Built in 1393, these are the last remaining medieval city gates in the historic city of Xanten, on the banks of the River Rhine. They’re so well-built that a demolition attempt in the 19th century failed to raze them.
The two towers were built by the cities of Kleve and Cologne, which shared administrative responsibility for Xanten in the 14th century. They were once joined together by a bridge over the city’s since-filled in defensive moat.

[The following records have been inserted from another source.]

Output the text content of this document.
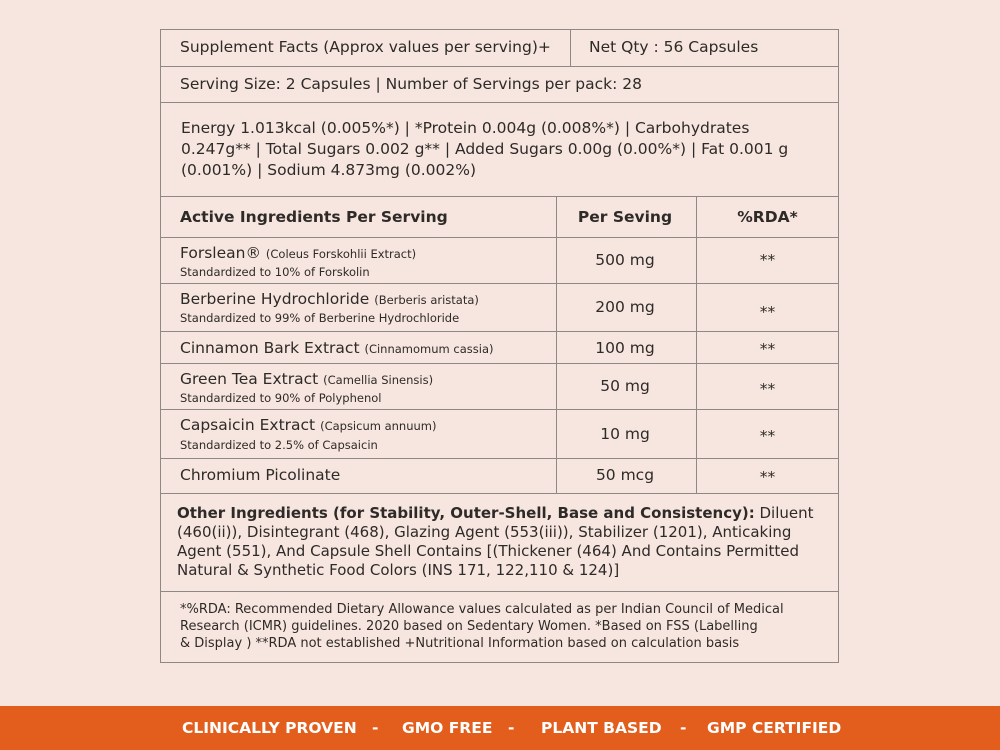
Supplement Facts (Approx values per serving)+ Net Qty : 56 Capsules
Serving Size: 2 Capsules | Number of Servings per pack: 28
Energy 1.013kcal (0.005%*) | *Protein 0.004g (0.008%*) | Carbohydrates
0.247g** | Total Sugars 0.002 g** | Added Sugars 0.00g (0.00%*) | Fat 0.001 g
(0.001%) | Sodium 4.873mg (0.002%)
Active Ingredients Per Serving	Per Seving	%RDA*
Forslean® (Coleus Forskohlii Extract)
Standardized to 10% of Forskolin
500 mg	**
Berberine Hydrochloride (Berberis aristata)
Standardized to 99% of Berberine Hydrochloride
200 mg	**
Cinnamon Bark Extract (Cinnamomum cassia)	100 mg	**
Green Tea Extract (Camellia Sinensis)
Standardized to 90% of Polyphenol
50 mg	**
Capsaicin Extract (Capsicum annuum)
Standardized to 2.5% of Capsaicin
10 mg	**
Chromium Picolinate	50 mcg	**
Other Ingredients (for Stability, Outer-Shell, Base and Consistency): Diluent
(460(ii)), Disintegrant (468), Glazing Agent (553(iii)), Stabilizer (1201), Anticaking
Agent (551), And Capsule Shell Contains [(Thickener (464) And Contains Permitted
Natural & Synthetic Food Colors (INS 171, 122,110 & 124)]
*%RDA: Recommended Dietary Allowance values calculated as per Indian Council of Medical
Research (ICMR) guidelines. 2020 based on Sedentary Women. *Based on FSS (Labelling
& Display ) **RDA not established +Nutritional Information based on calculation basis
CLINICALLY PROVEN - GMO FREE - PLANT BASED - GMP CERTIFIED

The coats of arms of these cities are still borne on the outer “Owl Towers” of the defensive complex. This pair of round, cone-topped turrets got their avian name after several centuries of disrepair left them a favored haunt for the screeching nocturnal birds. For any would-be attackers getting past this barbican, a second, castle-like fortified tower straddling the roadway offered a final defensive deterrent.
By the 19th century, the European fashion for fortified city gates was over, and the structures were considered obsolete relics, fit only for destruction. However, the task of removing the well-built towers proved impossible with the tools available. After defying demolition, the gate’s fortifications were restored and used variously as a prison, museum, local office of the “Hitler Youth” movement, and accommodation for archaeologists working on the Roman ruins located in Xanten Archaeological Park.
Today, the beautiful city gates are an impressive welcome to this small cathedral city. Xanten’s tourist bureau, located a short walk away, has converted the innermost bastion into three comfortable tourist apartments for tower lovers and fairytale-fantasists to stay in.
Know Before You Go
The apartments in the innermost tower can be rented from the city information office or website.